Filed under: how-tos, wordpress, wordpress.com — David House @ 2:47 pm

I’ve been an active member of the WordPress community for a while now, but have only recently found a meaningful way to contribute. So, I thought I’d aggregate a few tips on how to get involved with developing the WordPress core. So, here you go, in handy 10-numbered-steps format:

  1. Before you do anything else, get yourself a WordPress weblog. A wordpress.com one is okay, but I’d say get your own web space. That way, you can actually open up, poke at and hack the code that’s running your blog. That will be essential.
  2. Blog. Get familiar with the concepts and terminology that pertains to blogging.
  3. Subscribe to the blogs of a few key players in the WordPress community. I’d recommend reading both Ryan’s and Matt’s wordpress.com blogs to keep up to date with cool things that are happening in the community and with the code.
  4. Subscribe to wp-hackers. This is the list where all discussion on WordPress development and direction takes place. If you want to partake in discussions which will be key to WordPress’s future, post to or at least lurk on wp-hackers. It will give you a key understanding of the design goals.
  5. Hang out in #wordpress on freenode. A whole bunch of experienced WordPress people hang out there.

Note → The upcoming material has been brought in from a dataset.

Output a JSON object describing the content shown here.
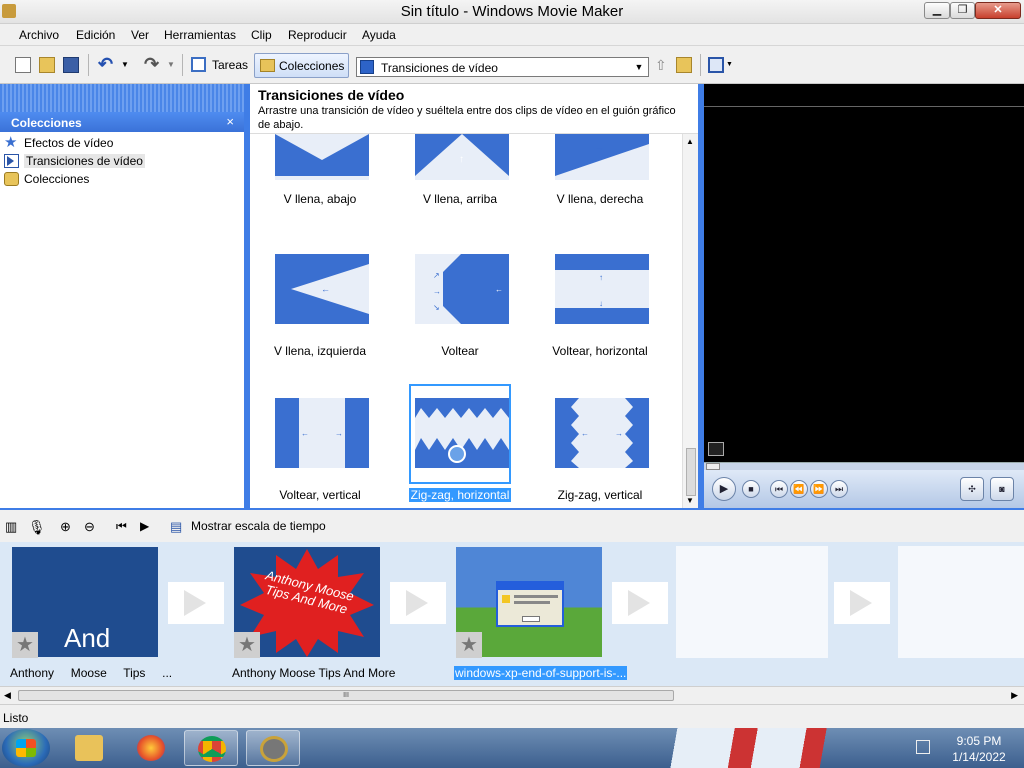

  6. Make a special effort to get along to the weekly IRC meetups. They happen at 9pm GMT every wednesday in #wordpress-meetup, again on Freenode. These are the best places to catch up on the very latest WordPress information. Matt always makes these meetings, Ryan most of the time as well. If you don’t manage to to make it to the meetings themselves, Codex has logs.

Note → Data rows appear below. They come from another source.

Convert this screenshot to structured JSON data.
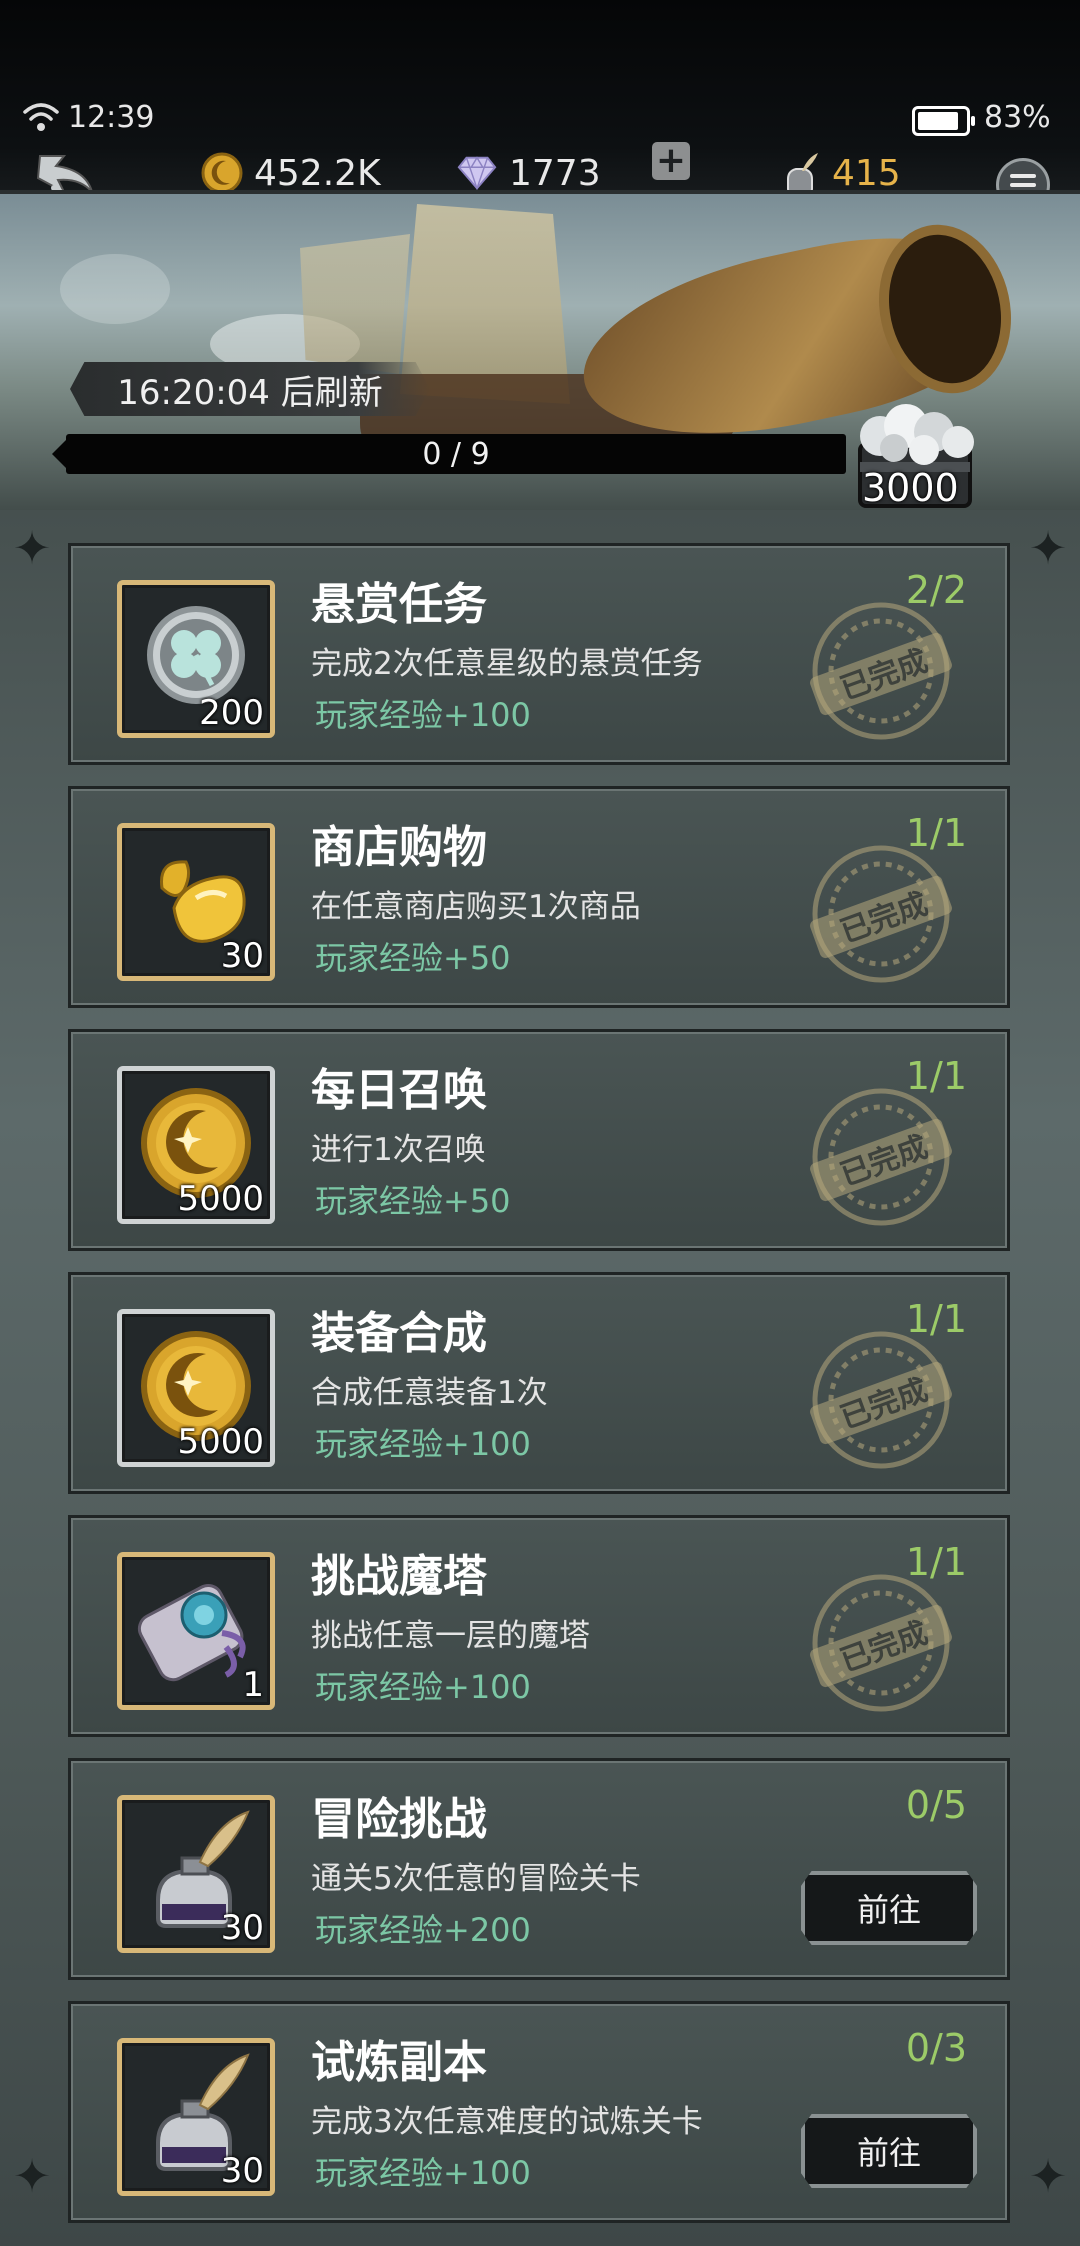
{
  "status": {
    "time": "12:39",
    "battery": "83%",
    "battery_level": 0.83
  },
  "header": {
    "gold": "452.2K",
    "gems": "1773",
    "ink": "415"
  },
  "banner": {
    "refresh_text": "16:20:04 后刷新",
    "progress_text": "0 / 9",
    "progress_value": 0,
    "progress_max": 9,
    "chest_count": "3000"
  },
  "tasks": [
    {
      "title": "悬赏任务",
      "desc": "完成2次任意星级的悬赏任务",
      "reward": "玩家经验+100",
      "count": "2/2",
      "qty": "200",
      "icon": "clover-token-icon",
      "state": "completed",
      "stamp": "已完成"
    },
    {
      "title": "商店购物",
      "desc": "在任意商店购买1次商品",
      "reward": "玩家经验+50",
      "count": "1/1",
      "qty": "30",
      "icon": "gold-bean-icon",
      "state": "completed",
      "stamp": "已完成"
    },
    {
      "title": "每日召唤",
      "desc": "进行1次召唤",
      "reward": "玩家经验+50",
      "count": "1/1",
      "qty": "5000",
      "icon": "gold-coin-icon",
      "state": "completed",
      "stamp": "已完成"
    },
    {
      "title": "装备合成",
      "desc": "合成任意装备1次",
      "reward": "玩家经验+100",
      "count": "1/1",
      "qty": "5000",
      "icon": "gold-coin-icon",
      "state": "completed",
      "stamp": "已完成"
    },
    {
      "title": "挑战魔塔",
      "desc": "挑战任意一层的魔塔",
      "reward": "玩家经验+100",
      "count": "1/1",
      "qty": "1",
      "icon": "scroll-icon",
      "state": "completed",
      "stamp": "已完成"
    },
    {
      "title": "冒险挑战",
      "desc": "通关5次任意的冒险关卡",
      "reward": "玩家经验+200",
      "count": "0/5",
      "qty": "30",
      "icon": "ink-bottle-icon",
      "state": "pending",
      "button": "前往"
    },
    {
      "title": "试炼副本",
      "desc": "完成3次任意难度的试炼关卡",
      "reward": "玩家经验+100",
      "count": "0/3",
      "qty": "30",
      "icon": "ink-bottle-icon",
      "state": "pending",
      "button": "前往"
    }
  ],
  "colors": {
    "count_text": "#9ccb68",
    "reward_text": "#7cc7a5",
    "ink_text": "#e6b34a",
    "frame_gold": "#d8b878"
  }
}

  7. Get familiar with the codebase. Check out a copy of the WordPress trunk from the subversion repository, and play with it. Read some development articles on Codex and get familiar with what goes where, when and depending on what.
  8. Answer support questions from the forums and/or #wordpress. This will get you looking at code that you yourself don’t use, like (say) blog-by-email, the XMLRPC interface, the user structure and so on.
  9. Bookmark Trac. Trac is WordPress development central. Read the timeline for up to date information on commits.
  10. Bugs on trac: write patches for bugs that need it, or offer your views on the bugs that need a second opinion. Find your own bugs (these don’t necessarily have to be actual bugs, they could be feature requests or ways things could be done better), and write patches for them. Be sure to give your bugs a keyword of bg|has-patch. Patches are the best way to get your code committed into the core.

At the end of that, you should be pretty involved with the community itself and will hopefully be writing high quality code that makes it into the core. Anyone else got any ideas or suggestions for those looking to get involved?